Thanks to a brain implant, a quadriplegic has regained the sense of touch with his right hand. Sensations also aroused with a robotic arm controlled by his brain.
Ten years after an accident that left him paralyzed, an American regained the sensation of touch thanks to a robotic arm controlled by a brain implant. A scientific and technological prowess presented in the journal Science Translational Medicine.
Nathan Copeland, 28, is the first quadriplegic patient to benefit from this system, still being tested, developed by a research team at the University of Pittsburgh. The young man underwent surgery last spring to place 4 microelectrodes, smaller than a shirt button, in the brain regions responsible for the sensation of touch for each of his fingers and the palm of his right hand.
By directly stimulating these areas of the brain, electrical information no longer needs to pass through the spine to elicit touch. Electrical stimulation awakens the lost capacities of patients. “I can feel things with all my fingers, it’s a really weird feeling,” he says a month after the operation. Sometimes it’s an electric sensation and sometimes it’s a pressure. But most of the time I manage to define precisely what I feel ”.
Touch found more than 6 months
After several experiments, the young man even manages to differentiate between cold and hot objects. Just with his hand, he manages to describe in 93% of cases what he touches. And when he uses the robotic arm with his eyes closed, he can identify the finger stimulated more than 8 times out of 10. A feeling of touch restored for almost 6 months.

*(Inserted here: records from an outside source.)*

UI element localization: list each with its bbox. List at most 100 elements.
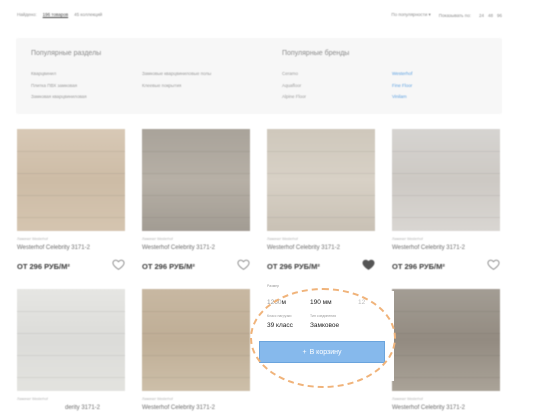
product-card[interactable]: Ламинат Westerhof Westerhof Celebrity 31… [17, 129, 125, 271]
sort-label: По популярности [391, 12, 428, 17]
plank-seam [267, 173, 375, 174]
brand-link[interactable]: Aquafloor [282, 80, 306, 92]
plank-seam [142, 333, 250, 334]
product-price: ОТ 296 РУБ/М² [392, 262, 445, 271]
product-card[interactable]: Ламинат Westerhof derity 3171-2 [17, 289, 125, 411]
plank-seam [17, 355, 125, 356]
collections-count: 45 коллекций [74, 12, 103, 17]
product-image[interactable] [392, 289, 500, 391]
plank-seam [392, 311, 500, 312]
plank-seam [142, 173, 250, 174]
plank-seam [142, 311, 250, 312]
product-card[interactable]: Ламинат Westerhof Westerhof Celebrity 31… [142, 289, 250, 411]
product-card[interactable]: Ламинат Westerhof Westerhof Celebrity 31… [142, 129, 250, 271]
product-image[interactable] [392, 129, 500, 231]
results-link[interactable]: 196 товаров [43, 12, 69, 17]
heart-icon[interactable] [487, 258, 500, 271]
brand-link[interactable]: Alpine Floor [282, 91, 306, 103]
heart-icon[interactable] [112, 258, 125, 271]
section-link[interactable]: Плитка ПВХ замковая [31, 80, 87, 92]
product-name[interactable]: Westerhof Celebrity 3171-2 [17, 245, 90, 251]
plank-seam [17, 195, 125, 196]
plank-seam [17, 173, 125, 174]
brand-link[interactable]: Ceramo [282, 68, 306, 80]
plank-seam [17, 377, 125, 378]
add-to-cart-label: В корзину [309, 348, 342, 356]
add-to-cart-button[interactable]: + В корзину [259, 341, 385, 363]
plank-seam [392, 195, 500, 196]
results-label: Найдено: [17, 12, 37, 17]
product-image[interactable] [267, 129, 375, 231]
page-size-48[interactable]: 48 [488, 13, 493, 18]
chevron-down-icon: ▾ [428, 12, 431, 17]
size-length: 1260м [267, 299, 286, 306]
size-length-unit: м [281, 299, 286, 306]
product-brand: Ламинат Westerhof [17, 397, 48, 401]
page-size-96[interactable]: 96 [497, 13, 502, 18]
size-width: 190 мм [310, 299, 332, 306]
plank-seam [142, 355, 250, 356]
product-image[interactable] [142, 289, 250, 391]
product-name[interactable]: Westerhof Celebrity 3171-2 [142, 405, 215, 411]
product-price: ОТ 296 РУБ/М² [267, 262, 320, 271]
page-size-24[interactable]: 24 [479, 13, 484, 18]
popular-sections-title: Популярные разделы [31, 50, 102, 57]
plank-seam [17, 311, 125, 312]
plank-seam [142, 195, 250, 196]
plank-seam [392, 217, 500, 218]
plank-seam [142, 151, 250, 152]
product-price: ОТ 296 РУБ/М² [17, 262, 70, 271]
product-image[interactable] [17, 289, 125, 391]
section-link[interactable]: Замковая кварцвиниловая [31, 91, 87, 103]
popular-brands-col1: Ceramo Aquafloor Alpine Floor [282, 68, 306, 103]
product-card[interactable]: Ламинат Westerhof Westerhof Celebrity 31… [267, 129, 375, 271]
heart-icon[interactable] [237, 258, 250, 271]
product-brand: Ламинат Westerhof [17, 237, 48, 241]
plank-seam [142, 377, 250, 378]
product-price: ОТ 296 РУБ/М² [142, 262, 195, 271]
section-link[interactable]: Клеевые покрытия [142, 80, 211, 92]
plank-seam [267, 217, 375, 218]
product-name[interactable]: Westerhof Celebrity 3171-2 [267, 245, 340, 251]
plank-seam [392, 151, 500, 152]
plus-icon: + [302, 348, 307, 356]
product-card[interactable]: Ламинат Westerhof Westerhof Celebrity 31… [392, 129, 500, 271]
product-brand: Ламинат Westerhof [142, 237, 173, 241]
brand-link[interactable]: Vinilam [392, 91, 412, 103]
popular-brands-col2: Westerhof Fine Floor Vinilam [392, 68, 412, 103]
plank-seam [17, 333, 125, 334]
product-name[interactable]: Westerhof Celebrity 3171-2 [392, 405, 465, 411]
class-value: 39 класс [267, 322, 293, 329]
size-label: Размер [267, 284, 280, 288]
sort-dropdown[interactable]: По популярности ▾ [391, 12, 430, 18]
product-image[interactable] [17, 129, 125, 231]
product-name[interactable]: derity 3171-2 [65, 405, 100, 411]
plank-seam [142, 217, 250, 218]
product-card[interactable]: Ламинат Westerhof Westerhof Celebrity 31… [392, 289, 500, 411]
product-brand: Ламинат Westerhof [142, 397, 173, 401]
results-info: Найдено: 196 товаров 45 коллекций [17, 12, 102, 17]
class-label: Класс нагрузки [267, 314, 292, 318]
product-name[interactable]: Westerhof Celebrity 3171-2 [142, 245, 215, 251]
lock-label: Тип соединения [310, 314, 337, 318]
top-bar: Найдено: 196 товаров 45 коллекций По поп… [0, 0, 544, 30]
popular-sections-col1: Кварцвинил Плитка ПВХ замковая Замковая … [31, 68, 87, 103]
section-link[interactable]: Замковые кварцвиниловые полы [142, 68, 211, 80]
plank-seam [392, 333, 500, 334]
plank-seam [392, 173, 500, 174]
brand-link[interactable]: Fine Floor [392, 80, 412, 92]
product-brand: Ламинат Westerhof [267, 237, 298, 241]
page-size-options: 24 48 96 [479, 13, 502, 18]
brand-link[interactable]: Westerhof [392, 68, 412, 80]
sort-controls: По популярности ▾ Показывать по: 24 48 9… [391, 12, 502, 18]
section-link[interactable]: Кварцвинил [31, 68, 87, 80]
product-brand: Ламинат Westerhof [392, 237, 423, 241]
size-thickness: 12 [358, 299, 366, 306]
product-image[interactable] [142, 129, 250, 231]
heart-filled-icon[interactable] [362, 258, 375, 271]
plank-seam [392, 355, 500, 356]
lock-value: Замковое [310, 322, 340, 329]
show-label: Показывать по: [438, 12, 471, 18]
product-name[interactable]: Westerhof Celebrity 3171-2 [392, 245, 465, 251]
product-brand: Ламинат Westerhof [392, 397, 423, 401]
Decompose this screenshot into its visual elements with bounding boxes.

“The most important result of this study is that microstimulation of the sensory cortex can generate a natural sensation rather than tingling,” says Professor Andrew Schwartz of the Department of Neurology at the University of Pittsburgh School of Medicine. In addition, this stimulation is harmless, and the sensations aroused last several months ”.
Improve prostheses
In view of these results, the authors assure that electrical stimulation of the brain can restore a sense of touch in paralyzed people and possibly in amputees. A crucial new dimension for designers of brain-directed prostheses. In fact, when we move our arms, we take into account the environment around us and we adapt to the objects in hand. This is in particular, which allows us to gently close our fingers around a chip so as not to break it and to hold a glass firmly to prevent it from slipping.
“The ultimate goal of this work is to create a system that can move and feel like a natural arm does,” concludes study leader Dr. Robert Gaunt. We still have a long way to go, but it’s a very good start ”.